Somos mordomos de Deus.   O mordomo é uma pessoa incumbida dos bens do seu senhor. Ele não é o dono, mas o dono da casa lhe confia tudo o que tem para ser cuidado e desenvolvido: terras, dinheiro, jóias, filhos, alimentação da família e administração de suas riquezas. Quando o mordomo se sente dono dos bens do seu senhor, ele trai o seu senhor. Quando o mordomo deixa de cuidar com zelo e fidelidade dos bens do seu senhor, ele torna-se infiel. Deus é o dono de tudo e não nos passou escritura do que lhe pertence. Os animais são de Deus (Sl 50:10-12), a terra é de Deus (Lv 25:23), a prata e o ouro são de Deus (Ag 2:8). O que a terra produz é de Deus (Os 2:8). Até os bens que administramos e empregamos na obra de Deus é de Deus (1 Cr 29:13-16). Sempre que granjeamos, administramos e gastamos os recursos como se eles fossem nossos, não atentando que pertencem a Deus, tornamo-nos mordomos infiéis. Somos propriedade exclusiva de Deus.
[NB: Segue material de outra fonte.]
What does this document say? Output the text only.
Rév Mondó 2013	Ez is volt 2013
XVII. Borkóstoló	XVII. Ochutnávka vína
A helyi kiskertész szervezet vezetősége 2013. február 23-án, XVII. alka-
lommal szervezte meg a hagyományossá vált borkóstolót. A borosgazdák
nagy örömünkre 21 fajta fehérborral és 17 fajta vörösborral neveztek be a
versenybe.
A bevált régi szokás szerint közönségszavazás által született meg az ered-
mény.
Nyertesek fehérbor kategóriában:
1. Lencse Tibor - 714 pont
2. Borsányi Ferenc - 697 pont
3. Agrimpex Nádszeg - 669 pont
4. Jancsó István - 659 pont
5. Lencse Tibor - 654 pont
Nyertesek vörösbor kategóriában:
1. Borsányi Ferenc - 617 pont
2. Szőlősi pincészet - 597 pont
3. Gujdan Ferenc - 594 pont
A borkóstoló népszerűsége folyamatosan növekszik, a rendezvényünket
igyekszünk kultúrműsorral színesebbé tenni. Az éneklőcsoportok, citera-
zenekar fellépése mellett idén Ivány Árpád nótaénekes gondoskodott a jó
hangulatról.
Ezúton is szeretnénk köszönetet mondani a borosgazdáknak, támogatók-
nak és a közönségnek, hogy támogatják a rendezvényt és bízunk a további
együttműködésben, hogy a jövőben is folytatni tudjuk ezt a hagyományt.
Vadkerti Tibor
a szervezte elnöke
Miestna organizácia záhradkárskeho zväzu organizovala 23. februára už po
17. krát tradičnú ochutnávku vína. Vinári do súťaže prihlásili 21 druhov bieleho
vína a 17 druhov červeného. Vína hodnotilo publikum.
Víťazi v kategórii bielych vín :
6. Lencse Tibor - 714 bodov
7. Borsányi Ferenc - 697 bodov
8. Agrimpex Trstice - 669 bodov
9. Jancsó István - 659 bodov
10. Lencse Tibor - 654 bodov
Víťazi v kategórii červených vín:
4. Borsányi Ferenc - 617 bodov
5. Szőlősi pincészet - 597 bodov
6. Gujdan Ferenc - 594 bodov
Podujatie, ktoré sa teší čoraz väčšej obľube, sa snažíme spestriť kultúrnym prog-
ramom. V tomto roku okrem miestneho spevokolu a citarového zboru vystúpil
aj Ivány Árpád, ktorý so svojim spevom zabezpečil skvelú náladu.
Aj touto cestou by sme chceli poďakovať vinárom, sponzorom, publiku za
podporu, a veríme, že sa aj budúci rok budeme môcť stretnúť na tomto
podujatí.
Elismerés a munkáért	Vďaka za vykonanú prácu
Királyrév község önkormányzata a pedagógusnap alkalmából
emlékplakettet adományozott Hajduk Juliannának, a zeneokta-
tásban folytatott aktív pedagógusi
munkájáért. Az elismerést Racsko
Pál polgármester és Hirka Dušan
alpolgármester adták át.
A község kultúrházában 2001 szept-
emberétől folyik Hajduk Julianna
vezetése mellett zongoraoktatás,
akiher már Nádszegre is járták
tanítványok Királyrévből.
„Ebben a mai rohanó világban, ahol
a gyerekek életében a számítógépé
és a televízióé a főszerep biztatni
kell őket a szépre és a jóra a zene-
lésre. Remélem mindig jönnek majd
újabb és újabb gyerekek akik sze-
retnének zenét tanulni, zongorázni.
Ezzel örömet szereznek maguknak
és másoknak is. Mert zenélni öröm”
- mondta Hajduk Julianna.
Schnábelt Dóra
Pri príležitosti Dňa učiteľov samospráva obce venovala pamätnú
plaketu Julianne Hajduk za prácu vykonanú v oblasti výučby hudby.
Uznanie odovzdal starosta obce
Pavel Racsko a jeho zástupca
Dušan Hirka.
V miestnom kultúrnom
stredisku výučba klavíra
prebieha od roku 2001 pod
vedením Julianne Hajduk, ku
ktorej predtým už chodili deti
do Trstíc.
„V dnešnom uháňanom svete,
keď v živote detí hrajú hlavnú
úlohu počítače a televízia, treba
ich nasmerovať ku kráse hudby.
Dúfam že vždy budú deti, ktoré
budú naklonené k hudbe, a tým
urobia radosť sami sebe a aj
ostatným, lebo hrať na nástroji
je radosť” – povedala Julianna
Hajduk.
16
Nós não nos pertencemos, somos propriedade exclusiva de Deus. E isso, por três razões distintas. Em primeiro lugar, por direito de criação (Gn 1:27; 2:7; Is 42:5; 43:1-7). Você não é produto do acaso nem da evolução. Deus criou você, formou você e o entreteceu de forma assombrosamente maravilhosa. Ele conhece cada célula do seu corpo e cada fio de cabelo da sua cabeça. Todos os seus dias estão contados e determinados pelo Senhor.

Em segundo lugar, você é propriedade de Deus por direito de preservação (At 14:15-17; 17:22-28) . A doutrina da providência é maravilhosa. Ela alcança ímpios e remidos. Deus dá a chuva e o sol ao ateu e ao crente. Ele dá saúde ao salvo e ao incrédulo. As bênçãos da graça comum, ele as distribui a todos. É Deus quem nos dá a vida, a respiração, a saúde, a proteção, o alimento, o paladar, o livramento.

Em terceiro lugar, você é propriedade de Deus por direito de redenção (1 Co 6:19-20; 1 Pe 2:9; Ap 5:9). Deus criou você para a sua glória (Is 43:7). O pecado o afastou de Deus (Is 59:2). Então, Deus o comprou pelo preço do sangue do seu Filho (At 20:28; 1 Co 6:20). Somos de Deus porque ele nos criou, porque ele nos preserva e porque ele nos remiu. Somos responsáveis diante de Deus

A compreensão dessa gloriosa verdade nos leva a ter um profundo senso do sagrado. Tudo para nós torna-se sagrado. Você é um mordomo no comércio e no templo. O lar, a escola, o trabalho e a igreja participam da mesma esfera sagrada, isto porque tudo é de Deus e ele se importa com tudo o que é dele.

A compreensão dessa gloriosa verdade nos leva a ter um profundo senso de responsabilidade. Vamos prestar conta da nossa mordomia, de como usamos nossa vida, família, bens, recursos, talentos, oportunidades, tempo, e dinheiro. O que se requer dos mordomos é que eles sejam encontrados fiéis (1 Co 4:1-2).

Finalmente, a compreensão dessa gloriosa verdade nos leva a ter um profundo senso de dependência. Nenhum mordomo poderá desempenhar o seu sublime papel sem total dependência de Deus, sem o poder do Espírito Santo.

Tomemos consciência disso na nossa vida pessoal e na igreja. Quem dera nossos políticos também entendessem isso.